Healthcare: At a glance - GMC reviews practice guidelines

Guidelines on what?

The General Medical Council (GMC) - the governing body for doctors - has commissioned the Academy of Medical Royal Colleges (AMRC) to look at the guidelines on good medical practice in specific areas.

Doesn't it do that at the moment?

At present the GMC has one set of guidelines that cover all doctors, whatever their field. The purpose of this initiative is to see that these recommendations marry up with 'clear, demonstrable and broadly consistent standards' at individual colleges, such as the Royal College of Physicians, for example.

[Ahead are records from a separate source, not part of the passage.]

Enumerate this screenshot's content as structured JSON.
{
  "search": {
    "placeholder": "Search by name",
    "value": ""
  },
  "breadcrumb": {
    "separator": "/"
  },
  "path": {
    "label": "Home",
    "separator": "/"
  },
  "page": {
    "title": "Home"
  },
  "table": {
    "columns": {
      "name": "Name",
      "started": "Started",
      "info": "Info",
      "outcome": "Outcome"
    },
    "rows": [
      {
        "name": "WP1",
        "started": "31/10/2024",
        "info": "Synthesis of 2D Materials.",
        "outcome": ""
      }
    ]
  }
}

Will this have an impact on PROs?

There may be opportunities to tailor campaigns in a way that could feed into revised notions of the best way of handling different practice areas. The GMC guidelines cover seven areas, including probity, training, relationships with patients and clinical care. Changes to any of these could have repercussions for the way doctors are approached, for example.

Why now?

This is all part of the 'revalidation' process in which the GMC is aiming to reassure the public that all licensed doctors are fit to practice.

The GMC is essentially asking what criteria the colleges are using to determine good practice and will feed the results of the AMRC's survey back to identify and iron out inconsistencies.

Sounds a bit 'one-size-fits-all'

The GMC insists it is aware that getting all doctors to, say, present patients with questionnaires about their treatment will be inappropriate in some areas.

Is everyone happy with the GMC?

There has been criticism of the organisation following the inquiry into serial murderer Harold Shipman's medical activities. The chief medical officer for England, Sir Liam Donaldson, is currently looking at the GMC's arrangements for examining a doctor's fitness to practice, within the revalidation process.